There was neat video cited by Benedict Evans Weekly Email where Jimmy Iovine, one of the two co-founders of Beats, was interviewed at a recent AllThingsDigital conference. Full 41 minute video here. Having listened to it yesterday, I think i’ve changed my mind – and that Beats is probably not the wholesale Xioami-type younger persons brand for Apple. Instead, it sounds like the real benefit is a redesign of Apple’s relatively unsuccessful “iTunes Match” and a re-implementation of the “iTunes Genius” recommendation engine. The Beats folks are curating their own “what track should we play next” capability with over 100 professional record industry mix specialists, and then trying to bolt on some behaviours that a machine-generated recommendation engine can follow.

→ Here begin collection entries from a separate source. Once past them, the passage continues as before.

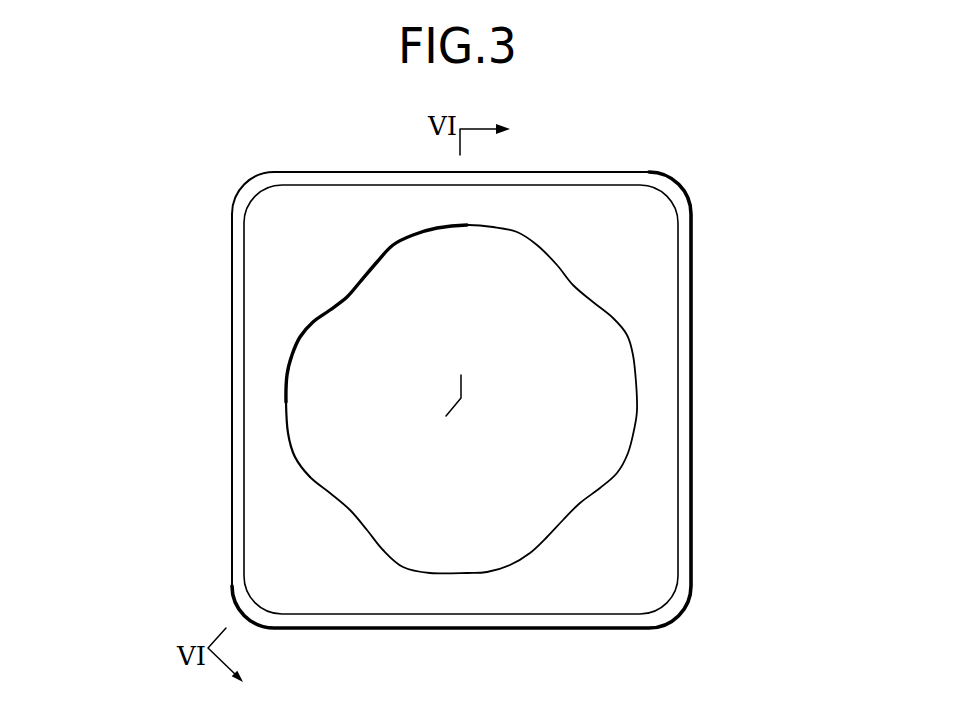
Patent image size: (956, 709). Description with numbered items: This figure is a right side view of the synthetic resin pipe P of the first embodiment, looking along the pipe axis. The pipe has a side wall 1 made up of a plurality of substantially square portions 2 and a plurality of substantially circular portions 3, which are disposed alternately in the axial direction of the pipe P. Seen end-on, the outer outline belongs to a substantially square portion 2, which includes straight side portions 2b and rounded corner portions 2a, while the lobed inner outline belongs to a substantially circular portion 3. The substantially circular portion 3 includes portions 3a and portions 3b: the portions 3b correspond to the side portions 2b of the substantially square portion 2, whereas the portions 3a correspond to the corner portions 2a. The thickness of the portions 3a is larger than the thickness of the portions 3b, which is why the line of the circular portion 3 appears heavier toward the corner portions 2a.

The synthetic resin pipe P is at (712, 184).
The side wall 1 is at (667, 278).
The substantially square portion 2 is at (680, 570).
The corner portion 2a is at (243, 197).
The side portion 2b is at (242, 400).
The substantially circular portion 3 is at (637, 412).
The portion of substantially circular portion corresponding to corner portion 3a is at (333, 289).
The portion of substantially circular portion corresponding to side portion 3b is at (286, 425).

On a completely different tack, I think Twitter’s lack of user growth is certainly below what most commentators appear to thing as possible (with a base of 200 million Monthly Active Users – compared to Facebooks 1.2 Billion equivalent). That said, there was a comment I saw berating people for being so hard on them.

The central argument is that only 60 million of the 200 million logged in Monthly Active Users post any tweets at all. There was a three year old comment from VC Fred Wilson (full text here) I saw that suggested this was actually a terrific achievement, and that most media production has far less user content shared. Fred (who was an early stage investor in the company) said:

Let’s remember one of the cardinal rules of social media. Out of 100 people, 1% will create the content, 10% will curate the content, and the other 90% will simply consume it. That plays out on this blog, that plays out in Twitter, and that plays out in most of the services we are invested in.

Twitter has 400mm active users a month, 100mm of them are engaged enough to log in, but only 60mm tweet. For years people have made it out like this is a bad thing. It’s not a bad thing. It is an amazing thing. Let people use the service the way they want and you’ll get more users. Logged out users are users just like logged in users. We should focus more on them, build services for them, and treat them like users, not second class citizens.

That said,  a few people are starting to complain about Marc Andreessen’s bombs of successive numbered tweets – the very thing i’ve said (with supporting dialogue from other participants) were really gold. The main complaint given (full article here) was the way they mess up the twitter streams of people who aren’t as fascinated as I am by the content of the discussion to-and-fro’s. I just wish there was a way to bottle these things – and i’m sure they will in time. Whether it’s in Twitter or with a different service. But that’s for another day.

In the meantime, back to my AWS certifications.